As with many super-successful bands, internal disagreements and ego clashes spelled the end of The Eagles in the early 80s, although there would be another act to come for them. Henley took a stab at a solo career, making several successful records and scoring several big hits before that phase imploded in legal trouble with his label.
This was the third of Henley’s three big solo releases in the 80s, and the best-selling. No massive hit like Boys Of Summer, but a lot of recognizable tunes tastefully done; well, tasteful by 80s legacy pop star standards anyway.
The instrumentation and production are of their time, and about half the songs are clearly designed for adult contemporary radio: catchy, inoffensive, unremarkable. Henley (or his various co-writers) do have a good ear for a fun phrase. I still occasionally use the line “She looked at me / uncomprehendingly / like cows at a passing train”
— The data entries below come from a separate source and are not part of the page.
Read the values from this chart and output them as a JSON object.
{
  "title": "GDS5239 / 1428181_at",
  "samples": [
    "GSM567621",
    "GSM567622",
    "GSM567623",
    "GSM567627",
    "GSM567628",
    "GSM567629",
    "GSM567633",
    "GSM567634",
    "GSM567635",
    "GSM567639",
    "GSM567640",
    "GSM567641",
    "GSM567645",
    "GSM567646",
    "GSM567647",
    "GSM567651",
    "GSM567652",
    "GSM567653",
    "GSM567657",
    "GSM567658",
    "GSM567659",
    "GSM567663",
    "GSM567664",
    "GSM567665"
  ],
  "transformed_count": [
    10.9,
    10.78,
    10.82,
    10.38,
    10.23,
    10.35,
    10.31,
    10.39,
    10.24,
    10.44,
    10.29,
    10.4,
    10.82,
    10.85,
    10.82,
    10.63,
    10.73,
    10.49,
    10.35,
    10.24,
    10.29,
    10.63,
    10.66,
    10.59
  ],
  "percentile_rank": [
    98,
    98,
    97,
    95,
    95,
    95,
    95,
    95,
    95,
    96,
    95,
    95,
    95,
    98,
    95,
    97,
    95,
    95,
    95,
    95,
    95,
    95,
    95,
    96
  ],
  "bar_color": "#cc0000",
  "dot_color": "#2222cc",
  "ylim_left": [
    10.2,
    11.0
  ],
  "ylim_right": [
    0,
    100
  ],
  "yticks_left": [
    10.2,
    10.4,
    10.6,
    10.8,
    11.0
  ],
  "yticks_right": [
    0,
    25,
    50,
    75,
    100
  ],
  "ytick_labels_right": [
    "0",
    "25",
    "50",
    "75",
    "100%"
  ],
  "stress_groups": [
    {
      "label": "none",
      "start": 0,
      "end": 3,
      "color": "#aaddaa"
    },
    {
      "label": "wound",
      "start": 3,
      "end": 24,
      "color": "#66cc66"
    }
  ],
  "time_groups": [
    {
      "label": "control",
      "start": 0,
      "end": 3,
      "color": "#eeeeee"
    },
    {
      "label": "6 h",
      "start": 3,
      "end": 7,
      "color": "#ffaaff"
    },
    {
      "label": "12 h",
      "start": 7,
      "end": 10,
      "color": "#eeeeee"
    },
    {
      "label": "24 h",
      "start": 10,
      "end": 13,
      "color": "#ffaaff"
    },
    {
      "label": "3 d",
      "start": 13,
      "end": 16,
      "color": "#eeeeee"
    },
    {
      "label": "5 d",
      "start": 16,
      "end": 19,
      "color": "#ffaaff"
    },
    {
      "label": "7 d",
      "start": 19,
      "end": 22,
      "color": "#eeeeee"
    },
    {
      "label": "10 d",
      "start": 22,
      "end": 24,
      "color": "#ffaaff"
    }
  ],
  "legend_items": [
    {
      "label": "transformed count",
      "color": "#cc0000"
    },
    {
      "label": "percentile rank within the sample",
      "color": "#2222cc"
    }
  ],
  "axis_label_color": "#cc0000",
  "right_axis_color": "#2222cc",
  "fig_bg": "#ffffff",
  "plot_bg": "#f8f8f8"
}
So is it Quality or Nostalgia?
The tunes that were supposed to sound hip and modern–the cheese-ass rock tropes of I Will Not Go Quietly, the ultra-shitty pop-ska beat on Little Tin God–are honestly terrible. The clearly radio-ready tunes like the title track and The Heart Of The Matter are tasteful but not particularly exciting. A few songs have the same combo of attitude, humor, and pop savvy that made his other work so accessible.
Tracks I Liked
End of The Innocence - a collab with 80s piano pop standout (and future Grateful Dead keyboardist) Bruce Hornsby. Classy if unexciting.
How Bad Do You Want it - sonically a sequel to the superior All She Wants To Do Is Dance, but it does a good job of it.
If Dirt Were Dollars - I had totally forgotten how great this song is.